Background: The diagnosis of lymphoid malignancies primarily relies on histopathologic evaluation, immunophenotypic profiling, and targeted fluorescence in situ hybridization (FISH) in select entities. Structural alterations such as IGH-MYC, IGH-CCND1, and IGH-BCL2 are hallmark events in Burkitt lymphoma, mantle cell lymphoma, and follicular lymphoma, respectively, and their detection by FISH serves as a defining diagnostic criterion. While conventional cytogenetics and FISH have improved diagnostic accuracy, some rearrangements remain cryptic due to structural complexity or non-canonical breakpoints. In clinical practice, this can lead to diagnostic uncertainty when the expected rearrangement is not identified by standard methods. High-throughput chromosome conformation capture (Hi-C) is a genome-wide approach, that interrogates 3D chromatin architecture and can reveal structural variants by capturing and sequencing DNA segments in physical proximity. Here, we present three cases with different outcomes to illustrate the clinical utility of Arima Hi-C technology in uncovering cryptic rearrangements in lymphoid neoplasms and its potential role as a complementary diagnostic tool.

Methods: Unstained formalin-fixed-paraffin-embedded (FFPE) tissue sections from three lymphoma cases were selected for Arima Hi-C analysis. Nucleic acid was extracted, and spatially adjacent DNA segments were ligated, resulting in a genome-wide mapping of interacting genetic loci. Sequencing of those proximity-ligated fragments followed by a bioinformatics pipeline allowed for detection of structural rearrangements and other genomic aberrations. All patients provided informed consent.

Results: Three morphologically challenging cases of newly diagnosed lymphomas with suspected but unconfirmed rearrangements were evaluated.

Case 1. An 81-year-old man presented with PET-avid lymphadenopathy. Axillary lymph node biopsy showed histopathologic findings highly suggestive of Burkitt lymphoma, but break-apart FISH for MYC rearrangement was negative. Hi-C sequencing revealed a cryptic IGH-MYC rearrangement, confirming the diagnosis of Burkitt lymphoma. CNS prophylaxis was added to the treatment regimen based on these results. Despite initial improvement, the patient's course was complicated by multiple comorbidities, and he ultimately succumbed to the disease.

Case 2. A 27-year-old man with a large sacral mass underwent biopsy revealing infiltrating neoplastic cells with high proliferative index and morphology concerning for high-grade B-cell lymphoma or Burkitt lymphoma.

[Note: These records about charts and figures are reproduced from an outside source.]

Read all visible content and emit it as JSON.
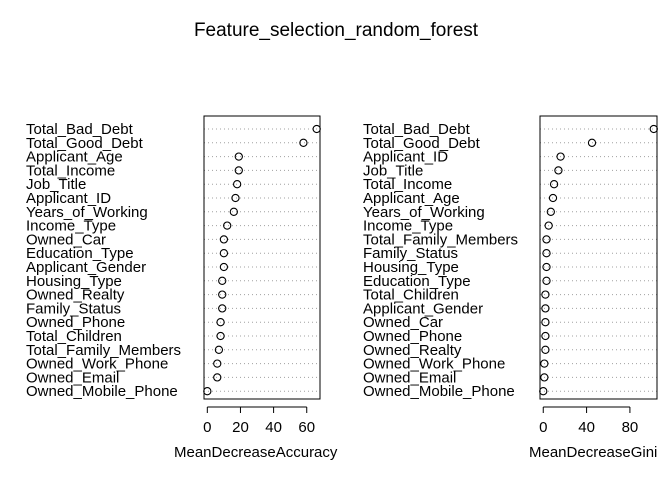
{
  "title": "Feature_selection_random_forest",
  "chart_data": [
    {
      "type": "scatter",
      "xlabel": "MeanDecreaseAccuracy",
      "xlim": [
        -2,
        68
      ],
      "xticks": [
        0,
        20,
        40,
        60
      ],
      "grid": "dotted-horizontal",
      "labels": [
        "Total_Bad_Debt",
        "Total_Good_Debt",
        "Applicant_Age",
        "Total_Income",
        "Job_Title",
        "Applicant_ID",
        "Years_of_Working",
        "Income_Type",
        "Owned_Car",
        "Education_Type",
        "Applicant_Gender",
        "Housing_Type",
        "Owned_Realty",
        "Family_Status",
        "Owned_Phone",
        "Total_Children",
        "Total_Family_Members",
        "Owned_Work_Phone",
        "Owned_Email",
        "Owned_Mobile_Phone"
      ],
      "values": [
        66,
        58,
        19,
        19,
        18,
        17,
        16,
        12,
        10,
        10,
        10,
        9,
        9,
        9,
        8,
        8,
        7,
        6,
        6,
        0
      ]
    },
    {
      "type": "scatter",
      "xlabel": "MeanDecreaseGini",
      "xlim": [
        -3,
        105
      ],
      "xticks": [
        0,
        40,
        80
      ],
      "grid": "dotted-horizontal",
      "labels": [
        "Total_Bad_Debt",
        "Total_Good_Debt",
        "Applicant_ID",
        "Job_Title",
        "Total_Income",
        "Applicant_Age",
        "Years_of_Working",
        "Income_Type",
        "Total_Family_Members",
        "Family_Status",
        "Housing_Type",
        "Education_Type",
        "Total_Children",
        "Applicant_Gender",
        "Owned_Car",
        "Owned_Phone",
        "Owned_Realty",
        "Owned_Work_Phone",
        "Owned_Email",
        "Owned_Mobile_Phone"
      ],
      "values": [
        102,
        45,
        16,
        14,
        10,
        9,
        7,
        5,
        3,
        3,
        3,
        3,
        2,
        2,
        2,
        2,
        2,
        1,
        1,
        0
      ]
    }
  ]
}
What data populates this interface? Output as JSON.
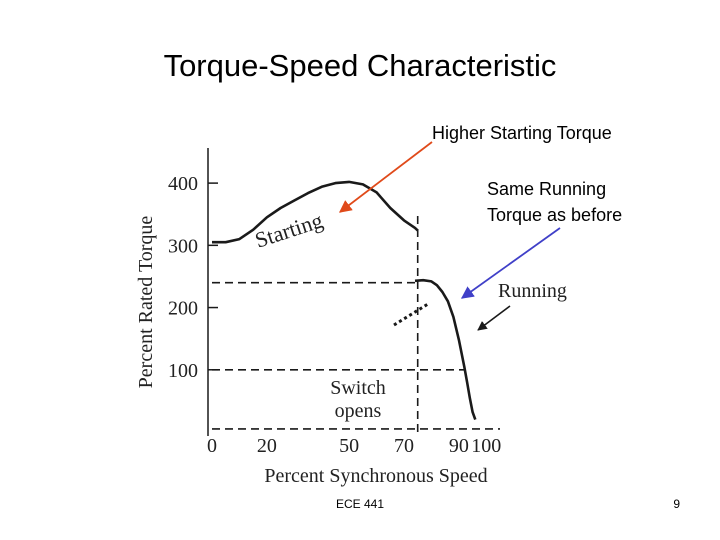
{
  "slide": {
    "title": "Torque-Speed Characteristic",
    "annotation_higher": "Higher Starting Torque",
    "annotation_same_line1": "Same Running",
    "annotation_same_line2": "Torque as before",
    "footer_course": "ECE 441",
    "page_number": "9"
  },
  "colors": {
    "arrow_starting": "#e04a1a",
    "arrow_running": "#4040c8",
    "curve": "#1a1a1a"
  },
  "chart_data": {
    "type": "line",
    "title": "",
    "xlabel": "Percent Synchronous Speed",
    "ylabel": "Percent Rated Torque",
    "xlim": [
      0,
      105
    ],
    "ylim": [
      0,
      450
    ],
    "x_ticks": [
      0,
      20,
      50,
      70,
      90,
      100
    ],
    "y_ticks": [
      100,
      200,
      300,
      400
    ],
    "grid": false,
    "series": [
      {
        "name": "Starting",
        "style": "solid",
        "points": [
          [
            0,
            305
          ],
          [
            5,
            305
          ],
          [
            10,
            310
          ],
          [
            15,
            325
          ],
          [
            20,
            345
          ],
          [
            25,
            360
          ],
          [
            30,
            372
          ],
          [
            35,
            384
          ],
          [
            40,
            394
          ],
          [
            45,
            400
          ],
          [
            50,
            402
          ],
          [
            55,
            398
          ],
          [
            60,
            385
          ],
          [
            65,
            360
          ],
          [
            70,
            340
          ],
          [
            74,
            328
          ],
          [
            75,
            324
          ]
        ]
      },
      {
        "name": "Running",
        "style": "solid",
        "points": [
          [
            74,
            243
          ],
          [
            77,
            244
          ],
          [
            80,
            242
          ],
          [
            82,
            236
          ],
          [
            84,
            225
          ],
          [
            86,
            210
          ],
          [
            88,
            185
          ],
          [
            90,
            148
          ],
          [
            92,
            105
          ],
          [
            93,
            80
          ],
          [
            94,
            55
          ],
          [
            95,
            32
          ],
          [
            96,
            20
          ]
        ]
      },
      {
        "name": "Switch opens",
        "style": "dashed",
        "points": [
          [
            75,
            0
          ],
          [
            75,
            353
          ]
        ]
      },
      {
        "name": "level-240",
        "style": "dashed",
        "points": [
          [
            0,
            240
          ],
          [
            74,
            240
          ]
        ]
      },
      {
        "name": "level-100",
        "style": "dashed",
        "points": [
          [
            0,
            100
          ],
          [
            92,
            100
          ]
        ]
      },
      {
        "name": "level-0",
        "style": "dashed",
        "points": [
          [
            0,
            5
          ],
          [
            105,
            5
          ]
        ]
      }
    ],
    "labels": {
      "starting": "Starting",
      "running": "Running",
      "switch_line1": "Switch",
      "switch_line2": "opens"
    }
  }
}
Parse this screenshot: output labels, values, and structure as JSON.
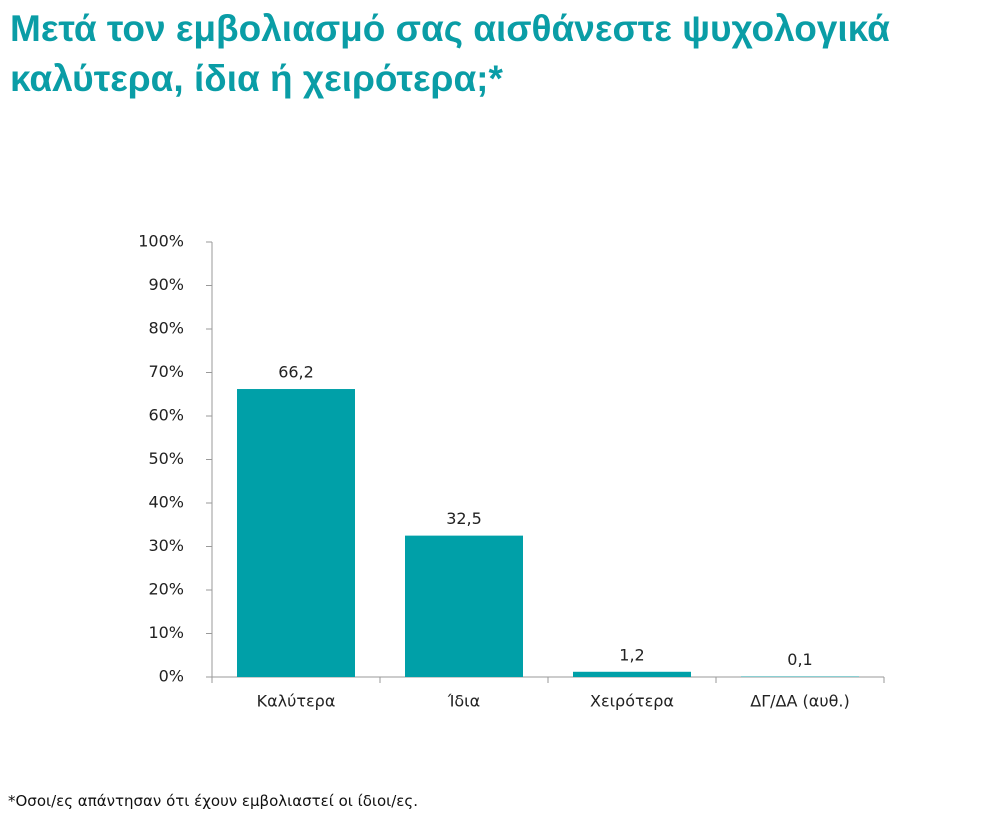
{
  "chart_data": {
    "type": "bar",
    "title": "Μετά τον εμβολιασμό σας αισθάνεστε ψυχολογικά καλύτερα, ίδια ή χειρότερα;*",
    "categories": [
      "Καλύτερα",
      "Ίδια",
      "Χειρότερα",
      "ΔΓ/ΔΑ (αυθ.)"
    ],
    "values": [
      66.2,
      32.5,
      1.2,
      0.1
    ],
    "value_labels": [
      "66,2",
      "32,5",
      "1,2",
      "0,1"
    ],
    "color": "#00a0a8",
    "ylim": [
      0,
      100
    ],
    "yticks": [
      {
        "value": 0,
        "label": "0%"
      },
      {
        "value": 10,
        "label": "10%"
      },
      {
        "value": 20,
        "label": "20%"
      },
      {
        "value": 30,
        "label": "30%"
      },
      {
        "value": 40,
        "label": "40%"
      },
      {
        "value": 50,
        "label": "50%"
      },
      {
        "value": 60,
        "label": "60%"
      },
      {
        "value": 70,
        "label": "70%"
      },
      {
        "value": 80,
        "label": "80%"
      },
      {
        "value": 90,
        "label": "90%"
      },
      {
        "value": 100,
        "label": "100%"
      }
    ],
    "grid": false,
    "footnote": "*Οσοι/ες απάντησαν ότι έχουν εμβολιαστεί οι ίδιοι/ες."
  }
}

FISH for MYC, BCL2, and BCL6 was negative. Arima Hi-C testing identified a structural rearrangement involving BCL3 gene. Although this rearrangement is not immediately actionable, the Hi-C findings confirmed the FISH results and effectively ruled out Burkitt lymphoma, and high-grade B-cell lymphoma with MYC and BCL2 rearrangement or 11q aberration. While BCL3 rearrangements are most often described in chronic lymphocytic leukemia, recent data suggest that lymphomas harboring these rearrangements may represent a distinct clinicopathologic entity. Characterization of additional cases is needed to determine the frequency of BCL3 rearrangements in large B-cell lymphomas withhigh-grade morphology.

Case 3. A 74-year-old female with a history of invasive breast carcinoma presented with a large skull base lesion involving the left posterior sinonasal region. Biopsy revealed involvement by diffuse large B-cell lymphoma (DLBCL), which was negative for BCL2, BCL6, and MYC rearrangement by FISH studies. These findings were confirmed by Hi-C testing, which additionally revealed a deletion on chr. 10 involving PTEN gene, a deletion on chr. 12 involving ETV6, and a rearrangement near the AFAP1L1 and ARHGAP26 genes (chr. 5). Fusions involving ARHGAP26 have been reported in gastric cancer and linked to tumor invasiveness; however, the relevance of these genes in lymphoid malignancies remains unclear. The patient is currently receiving polatuzumab vedotin in combination with CHP-R and shows clinical response to therapy.

Conclusions: Strong histopathologic and clinical suspicion for a rearrangement-defined lymphoma that is not detected by conventional FISH studies should prompt additional testing, particularly when precise subclassification impacts clinical management. Hi-C is a powerful tool to uncover cryptic structural variants in hematologic malignancies and can complement existing diagnostic methods.